By Jenna Marie Stupar on June 2, 2016

gavel court

This March, the Southern District of Illinois ruled in favor of Defendant The William Powell Company (“Powell”) on its motion to dismiss for lack of personal jurisdiction. Farr v. The William Powell Company & Metropolitan Life Ins. Co., 15-cv-1305-MJR-SCW (S.D. Ill. 2016).

Plaintiff Jimmie Farr served in the United States Navy in the 1950s and 1960s. Farr was diagnosed with mesothelioma in January 2015 and filed suit in Illinois state court against three defendants in October of that year.  Farr alleged that he was injured in Illinois due to asbestos exposure while serving in the Navy from 1953 to 1961.  After the case was removed to federal court, Powell moved to dismiss for a lack of personal jurisdiction

The Court began its analysis by noting that it is the plaintiff’s burden of proof to establish personal jurisdiction once the argument has been raised by a defendant. Accordingly, Plaintiff needed to establish a prima facie case of personal jurisdiction to survive the motion.

The Court analyzed whether it enjoyed general personal jurisdiction or specific personal jurisdiction. With respect to general jurisdiction, Plaintiff argued Powell purposefully directed activities at Illinois and that its contacts with the state were not merely random or fortuitous.  Plaintiff presented evidence that Powell sells goods via the internet which are distributed throughout Illinois by at least two plumbing companies.  Additionally, Plaintiff argued that his injury occurred and arose in Illinois. The Court, however, was not persuaded.

Significantly, Judge Reagan found that Powell is not incorporated in Illinois and does not have a principal place of business nor a “physical presence” in Illinois.

After making these findings, he noted that the threshold for general jurisdiction is high, stating that “[t]he fact [that] Powell sells or distributes products in Illinois (or that end up in Illinois) is not enough to establish personal jurisdiction over Powell in Illinois court.” Citing to the Supreme Court’s ruling in J. McIntyre Machinery, Ltd. v. Nicastro, Judge Reagan wrote that “merely placing a product in the stream of commerce does not equate to a defendant engaging in conduct purposefully directed at the forum.”  The judge concluded his general personal jurisdiction analysis by finding Powell “clearly” does not have the continuous and systematic contacts “or the constant and pervasive affiliations with Illinois which support the exercise of general jurisdiction,” and cited a 7th Circuit case which stated that general jurisdiction “should not lightly be found.” Kipp v. Ski Enterprise Corp. of Wisconsin, Inc., 783 F.3d 695, 697-98 (7th Cir. 2015).

In analyzing whether there was specific personal jurisdiction, the court engaged in a two-step inquiry: (1) did Powell purposefully direct its activities at the forum state, or purposefully avail itself of the privilege of conducting business in Illinois; and (2) did the alleged injury arise out of Powell’s forum-related activities. As Judge Reagan determined there was not purposeful availment in the general jurisdiction analysis, above, he focused on the second inquiry, ultimately concluding the injury did not arise out of forum-related activities.

Plaintiff’s argument that his injury occurred while he was working in Illinois was unconvincing to the Court because it placed emphasis on the wrong relationship. “The proper question is not whether the plaintiff experienced a particular injury or effect but whether the defendant’s conduct connects him to the forum in a meaningful way” (citing Walden v.
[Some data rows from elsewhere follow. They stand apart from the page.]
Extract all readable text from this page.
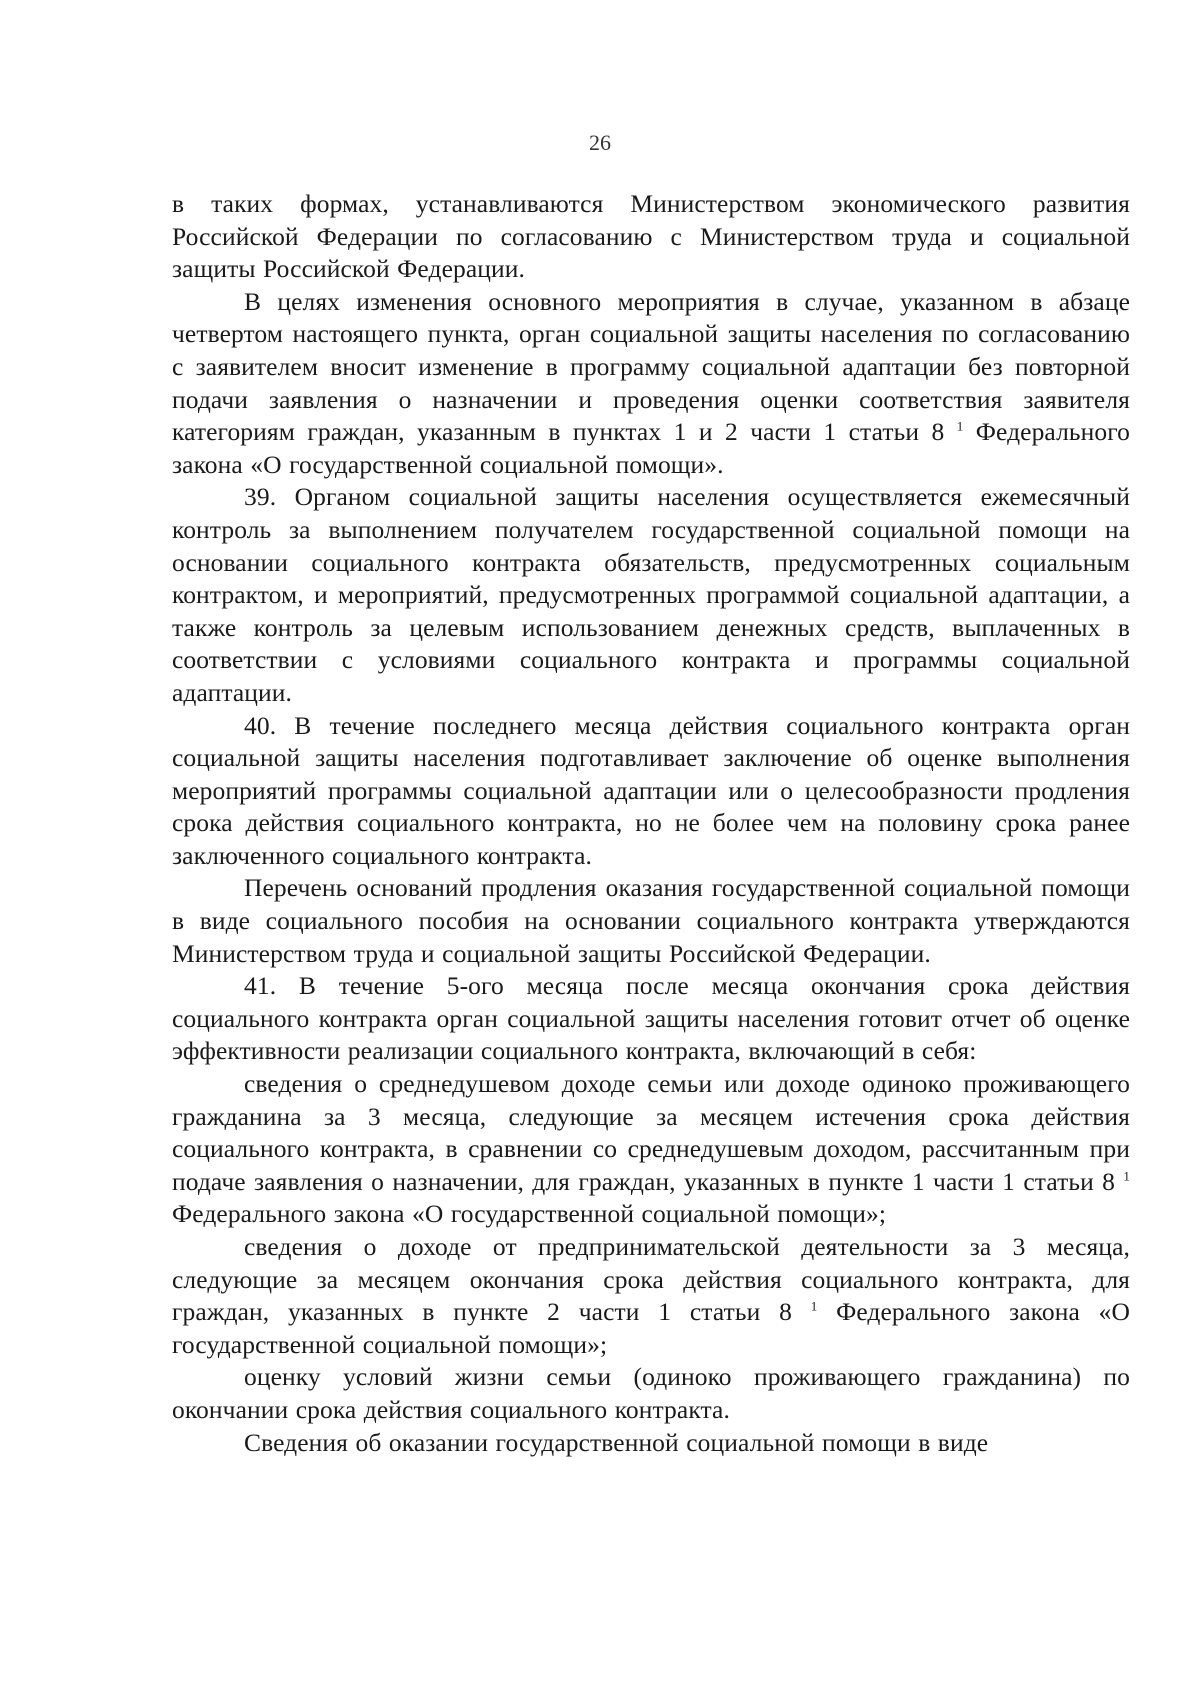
26

в таких формах, устанавливаются Министерством экономического развития Российской Федерации по согласованию с Министерством труда и социальной защиты Российской Федерации.

В целях изменения основного мероприятия в случае, указанном в абзаце четвертом настоящего пункта, орган социальной защиты населения по согласованию с заявителем вносит изменение в программу социальной адаптации без повторной подачи заявления о назначении и проведения оценки соответствия заявителя категориям граждан, указанным в пунктах 1 и 2 части 1 статьи 8 $^1$ Федерального закона «О государственной социальной помощи».

39. Органом социальной защиты населения осуществляется ежемесячный контроль за выполнением получателем государственной социальной помощи на основании социального контракта обязательств, предусмотренных социальным контрактом, и мероприятий, предусмотренных программой социальной адаптации, а также контроль за целевым использованием денежных средств, выплаченных в соответствии с условиями социального контракта и программы социальной адаптации.

40. В течение последнего месяца действия социального контракта орган социальной защиты населения подготавливает заключение об оценке выполнения мероприятий программы социальной адаптации или о целесообразности продления срока действия социального контракта, но не более чем на половину срока ранее заключенного социального контракта.

Перечень оснований продления оказания государственной социальной помощи в виде социального пособия на основании социального контракта утверждаются Министерством труда и социальной защиты Российской Федерации.

41. В течение 5-ого месяца после месяца окончания срока действия социального контракта орган социальной защиты населения готовит отчет об оценке эффективности реализации социального контракта, включающий в себя:

сведения о среднедушевом доходе семьи или доходе одиноко проживающего гражданина за 3 месяца, следующие за месяцем истечения срока действия социального контракта, в сравнении со среднедушевым доходом, рассчитанным при подаче заявления о назначении, для граждан, указанных в пункте 1 части 1 статьи 8 $^1$ Федерального закона «О государственной социальной помощи»;

сведения о доходе от предпринимательской деятельности за 3 месяца, следующие за месяцем окончания срока действия социального контракта, для граждан, указанных в пункте 2 части 1 статьи 8 $^1$ Федерального закона «О государственной социальной помощи»;

оценку условий жизни семьи (одиноко проживающего гражданина) по окончании срока действия социального контракта.

Сведения об оказании государственной социальной помощи в виде
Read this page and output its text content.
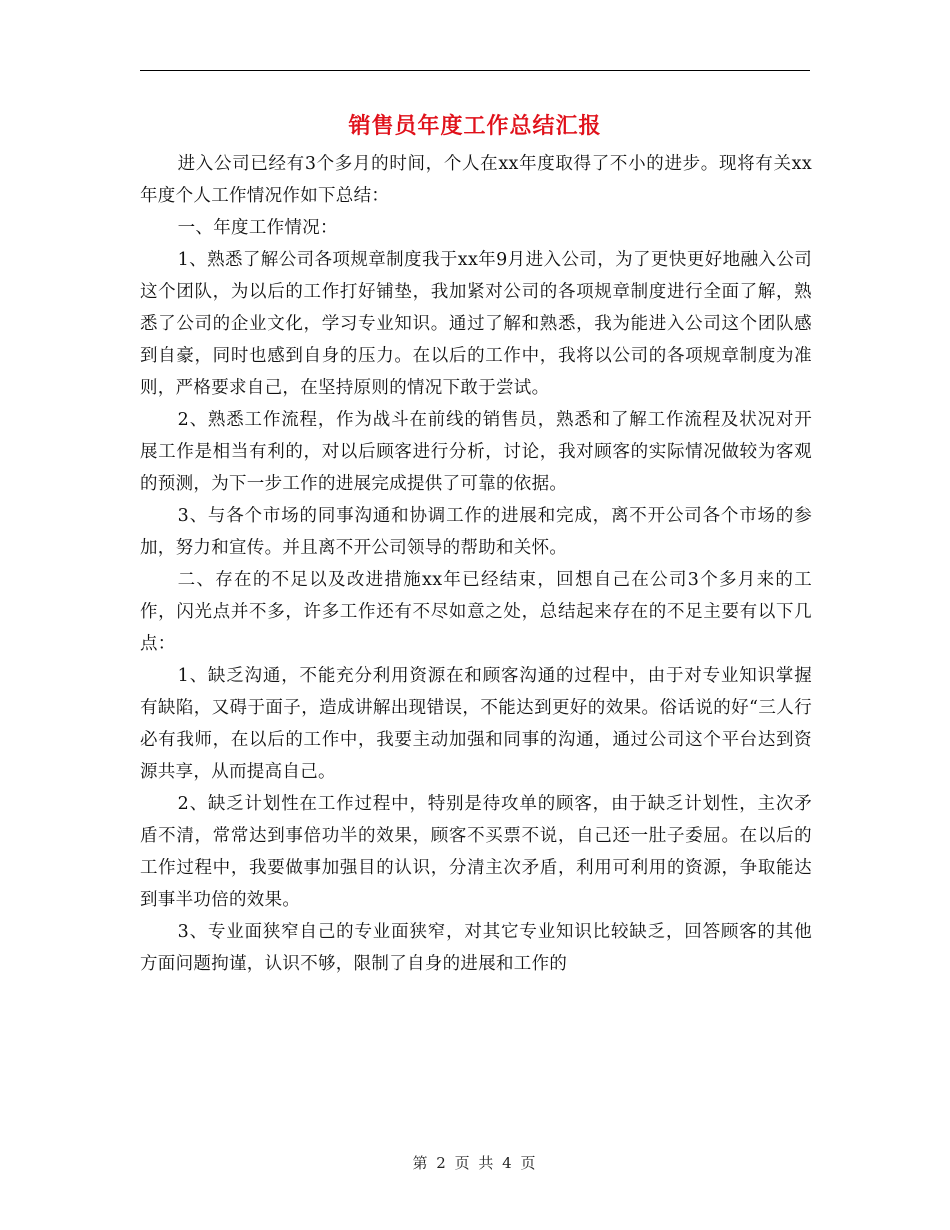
销售员年度工作总结汇报

进入公司已经有3个多月的时间，个人在xx年度取得了不小的进步。现将有关xx年度个人工作情况作如下总结：

一、年度工作情况：

1、熟悉了解公司各项规章制度我于xx年9月进入公司，为了更快更好地融入公司这个团队，为以后的工作打好铺垫，我加紧对公司的各项规章制度进行全面了解，熟悉了公司的企业文化，学习专业知识。通过了解和熟悉，我为能进入公司这个团队感到自豪，同时也感到自身的压力。在以后的工作中，我将以公司的各项规章制度为准则，严格要求自己，在坚持原则的情况下敢于尝试。

2、熟悉工作流程，作为战斗在前线的销售员，熟悉和了解工作流程及状况对开展工作是相当有利的，对以后顾客进行分析，讨论，我对顾客的实际情况做较为客观的预测，为下一步工作的进展完成提供了可靠的依据。

3、与各个市场的同事沟通和协调工作的进展和完成，离不开公司各个市场的参加，努力和宣传。并且离不开公司领导的帮助和关怀。

二、存在的不足以及改进措施xx年已经结束，回想自己在公司3个多月来的工作，闪光点并不多，许多工作还有不尽如意之处，总结起来存在的不足主要有以下几点：

1、缺乏沟通，不能充分利用资源在和顾客沟通的过程中，由于对专业知识掌握有缺陷，又碍于面子，造成讲解出现错误，不能达到更好的效果。俗话说的好“三人行必有我师，在以后的工作中，我要主动加强和同事的沟通，通过公司这个平台达到资源共享，从而提高自己。

2、缺乏计划性在工作过程中，特别是待攻单的顾客，由于缺乏计划性，主次矛盾不清，常常达到事倍功半的效果，顾客不买票不说，自己还一肚子委屈。在以后的工作过程中，我要做事加强目的认识，分清主次矛盾，利用可利用的资源，争取能达到事半功倍的效果。

3、专业面狭窄自己的专业面狭窄，对其它专业知识比较缺乏，回答顾客的其他方面问题拘谨，认识不够，限制了自身的进展和工作的

第 2 页 共 4 页
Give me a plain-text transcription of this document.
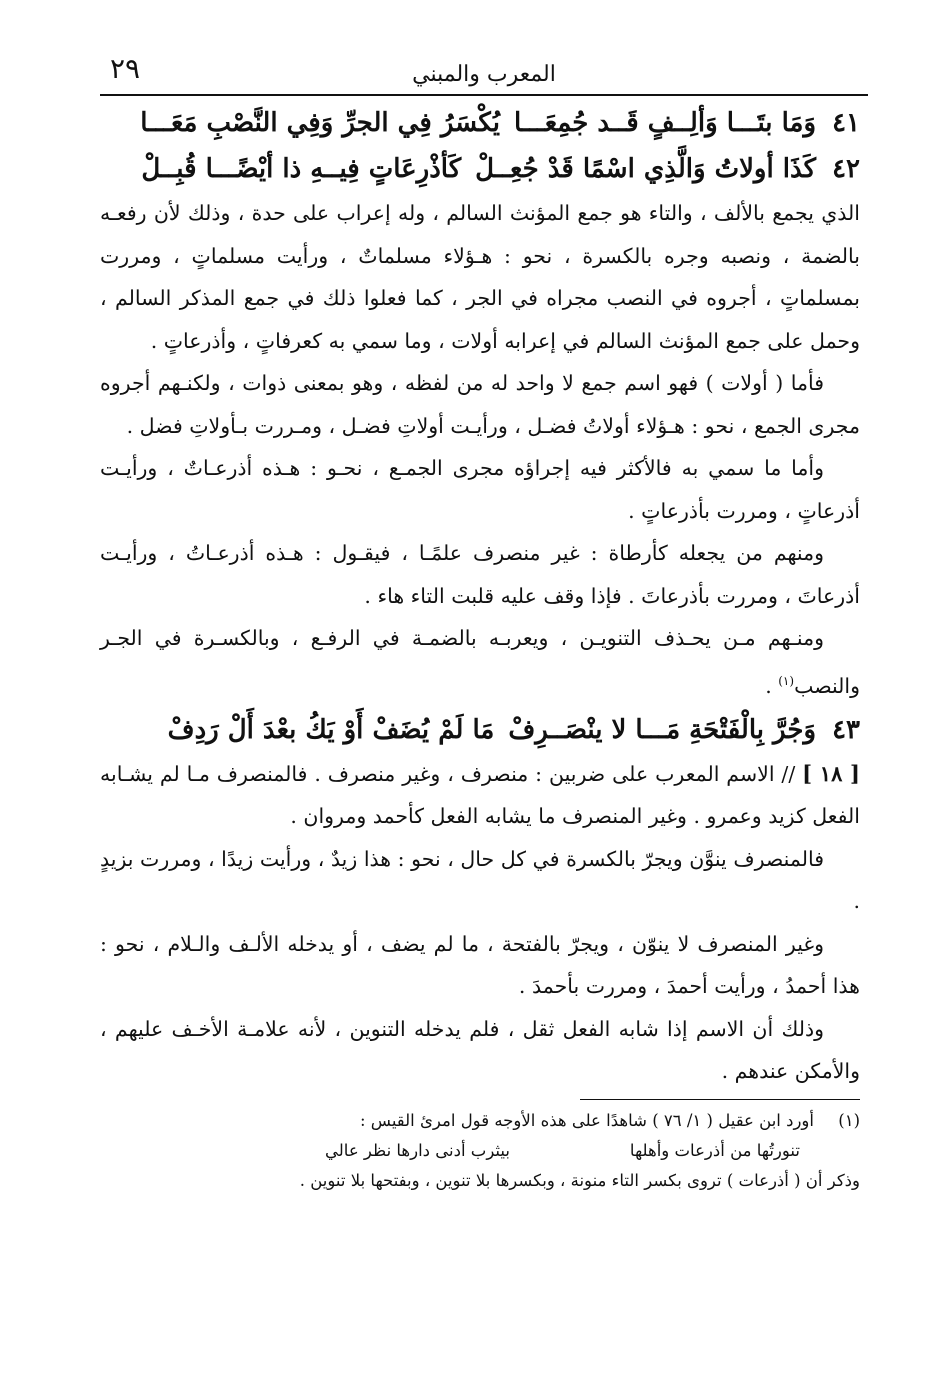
المعرب والمبني
٢٩
٤١
وَمَا بتَـــا وَألِــفٍ قَــد جُمِعَـــا
يُكْسَرُ فِي الجرِّ وَفِي النَّصْبِ مَعَـــا
٤٢
كَذَا أولاتُ وَالَّذِي اسْمًا قَدْ جُعِــلْ
كَأذْرِعَاتٍ فِيــهِ ذا أيْضًـــا قُبِــلْ

الذي يجمع بالألف ، والتاء هو جمع المؤنث السالم ، وله إعراب على حدة ، وذلك لأن رفعـه بالضمة ، ونصبه وجره بالكسرة ، نحو : هـؤلاء مسلماتٌ ، ورأيت مسلماتٍ ، ومررت بمسلماتٍ ، أجروه في النصب مجراه في الجر ، كما فعلوا ذلك في جمع المذكر السالم ، وحمل على جمع المؤنث السالم في إعرابه أولات ، وما سمي به كعرفاتٍ ، وأذرعاتٍ .

فأما ( أولات ) فهو اسم جمع لا واحد له من لفظه ، وهو بمعنى ذوات ، ولكنـهم أجروه مجرى الجمع ، نحو : هـؤلاء أولاتُ فضـل ، ورأيـت أولاتِ فضـل ، ومـررت بـأولاتِ فضل .

وأما ما سمي به فالأكثر فيه إجراؤه مجرى الجمـع ، نحـو : هـذه أذرعـاتٌ ، ورأيـت أذرعاتٍ ، ومررت بأذرعاتٍ .

ومنهم من يجعله كأرطاة : غير منصرف علمًـا ، فيقـول : هـذه أذرعـاتُ ، ورأيـت أذرعاتَ ، ومررت بأذرعاتَ . فإذا وقف عليه قلبت التاء هاء .

ومنـهم مـن يحـذف التنويـن ، ويعربـه بالضمـة في الرفـع ، وبالكسـرة في الجـر والنصب$^{(١)}$ .

٤٣
وَجُرَّ بِالْفَتْحَةِ مَـــا لا ينْصَــرِفْ
مَا لَمْ يُضَفْ أَوْ يَكُ بعْدَ أَلْ رَدِفْ

[ ١٨ ] // الاسم المعرب على ضربين : منصرف ، وغير منصرف . فالمنصرف مـا لم يشـابه الفعل كزيد وعمرو . وغير المنصرف ما يشابه الفعل كأحمد ومروان .

فالمنصرف ينوَّن ويجرّ بالكسرة في كل حال ، نحو : هذا زيدٌ ، ورأيت زيدًا ، ومررت بزيدٍ .

وغير المنصرف لا ينوّن ، ويجرّ بالفتحة ، ما لم يضف ، أو يدخله الألـف والـلام ، نحو : هذا أحمدُ ، ورأيت أحمدَ ، ومررت بأحمدَ .

وذلك أن الاسم إذا شابه الفعل ثقل ، فلم يدخله التنوين ، لأنه علامـة الأخـف عليهم ، والأمكن عندهم .

(١)أورد ابن عقيل ( ١/ ٧٦ ) شاهدًا على هذه الأوجه قول امرئ القيس :
تنورتُها من أذرعات وأهلها
بيثرب أدنى دارها نظر عالي
وذكر أن ( أذرعات ) تروى بكسر التاء منونة ، وبكسرها بلا تنوين ، وبفتحها بلا تنوين .
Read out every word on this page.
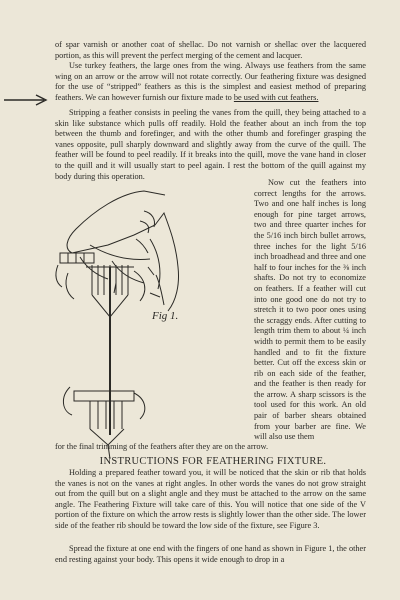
of spar varnish or another coat of shellac. Do not varnish or shellac over the lacquered portion, as this will prevent the perfect merging of the cement and lacquer.

Use turkey feathers, the large ones from the wing. Always use feathers from the same wing on an arrow or the arrow will not rotate correctly. Our feathering fixture was designed for the use of “stripped” feathers as this is the simplest and easiest method of preparing feathers. We can however furnish our fixture made to be used with cut feathers.

Stripping a feather consists in peeling the vanes from the quill, they being attached to a skin like substance which pulls off readily. Hold the feather about an inch from the top between the thumb and forefinger, and with the other thumb and forefinger grasping the vanes opposite, pull sharply downward and slightly away from the curve of the quill. The feather will be found to peel readily. If it breaks into the quill, move the vane hand in closer to the quill and it will usually start to peel again. I rest the bottom of the quill against my body during this operation.

Now cut the feathers into correct lengths for the arrows. Two and one half inches is long enough for pine target arrows, two and three quarter inches for the 5/16 inch birch bullet arrows, three inches for the light 5/16 inch broadhead and three and one half to four inches for the ⅜ inch shafts. Do not try to economize on feathers. If a feather will cut into one good one do not try to stretch it to two poor ones using the scraggy ends. After cutting to length trim them to about ¼ inch width to permit them to be easily handled and to fit the fixture better. Cut off the excess skin or rib on each side of the feather, and the feather is then ready for the arrow. A sharp scissors is the tool used for this work. An old pair of barber shears obtained from your barber are fine. We will also use them

for the final trimming of the feathers after they are on the arrow.

INSTRUCTIONS FOR FEATHERING FIXTURE.

Holding a prepared feather toward you, it will be noticed that the skin or rib that holds the vanes is not on the vanes at right angles. In other words the vanes do not grow straight out from the quill but on a slight angle and they must be attached to the arrow on the same angle. The Feathering Fixture will take care of this. You will notice that one side of the V portion of the fixture on which the arrow rests is slightly lower than the other side. The lower side of the feather rib should be toward the low side of the fixture, see Figure 3.

Spread the fixture at one end with the fingers of one hand as shown in Figure 1, the other end resting against your body. This opens it wide enough to drop in a

Fig 1.
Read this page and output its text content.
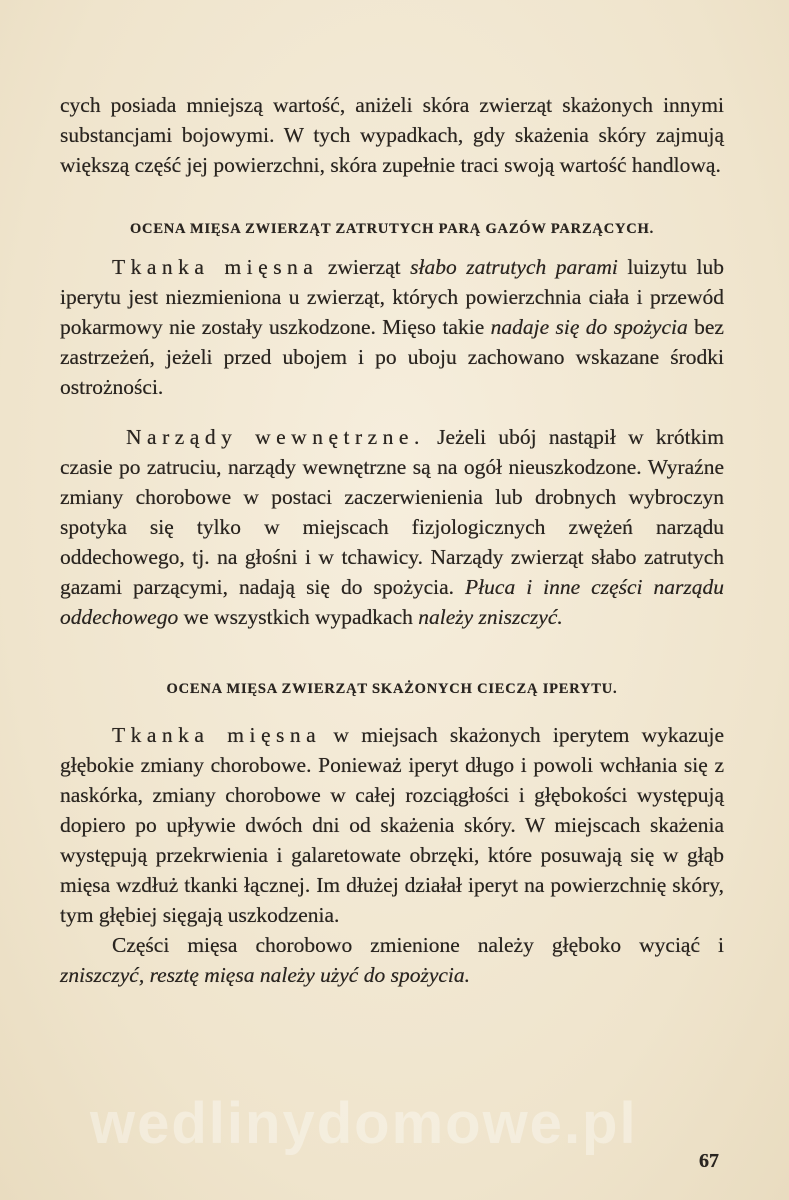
cych posiada mniejszą wartość, aniżeli skóra zwierząt skażonych innymi substancjami bojowymi. W tych wypadkach, gdy skażenia skóry zajmują większą część jej powierzchni, skóra zupełnie traci swoją wartość handlową.

OCENA MIĘSA ZWIERZĄT ZATRUTYCH PARĄ GAZÓW PARZĄCYCH.

Tkanka mięsna zwierząt słabo zatrutych parami luizytu lub iperytu jest niezmieniona u zwierząt, których powierzchnia ciała i przewód pokarmowy nie zostały uszkodzone. Mięso takie nadaje się do spożycia bez zastrzeżeń, jeżeli przed ubojem i po uboju zachowano wskazane środki ostrożności.

Narządy wewnętrzne. Jeżeli ubój nastąpił w krótkim czasie po zatruciu, narządy wewnętrzne są na ogół nieuszkodzone. Wyraźne zmiany chorobowe w postaci zaczerwienienia lub drobnych wybroczyn spotyka się tylko w miejscach fizjologicznych zwężeń narządu oddechowego, tj. na głośni i w tchawicy. Narządy zwierząt słabo zatrutych gazami parzącymi, nadają się do spożycia. Płuca i inne części narządu oddechowego we wszystkich wypadkach należy zniszczyć.

OCENA MIĘSA ZWIERZĄT SKAŻONYCH CIECZĄ IPERYTU.

Tkanka mięsna w miejsach skażonych iperytem wykazuje głębokie zmiany chorobowe. Ponieważ iperyt długo i powoli wchłania się z naskórka, zmiany chorobowe w całej rozciągłości i głębokości występują dopiero po upływie dwóch dni od skażenia skóry. W miejscach skażenia występują przekrwienia i galaretowate obrzęki, które posuwają się w głąb mięsa wzdłuż tkanki łącznej. Im dłużej działał iperyt na powierzchnię skóry, tym głębiej sięgają uszkodzenia.

Części mięsa chorobowo zmienione należy głęboko wyciąć i zniszczyć, resztę mięsa należy użyć do spożycia.

wedlinydomowe.pl
67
Fiore, 134 S. Ct.  1115, 1125 (U.S. 2014)).   While Plaintiff established his own connection to the forum state (alleging his injury occurred there), he failed to connect Powell to Illinois. It was not enough that other companies, discussed above, distribute Powell products in Illinois; that distribution is not forum-related activity that Powell engaged in out of which Plaintiff’s injury arose and as such was insufficient to establish personal jurisdiction.

Accordingly, the Court dismissed Powell for lack of personal jurisdiction, and Plaintiff’s claims against a different defendant were subsequently remanded to the state trial court in St. Clair County on an unrelated motion.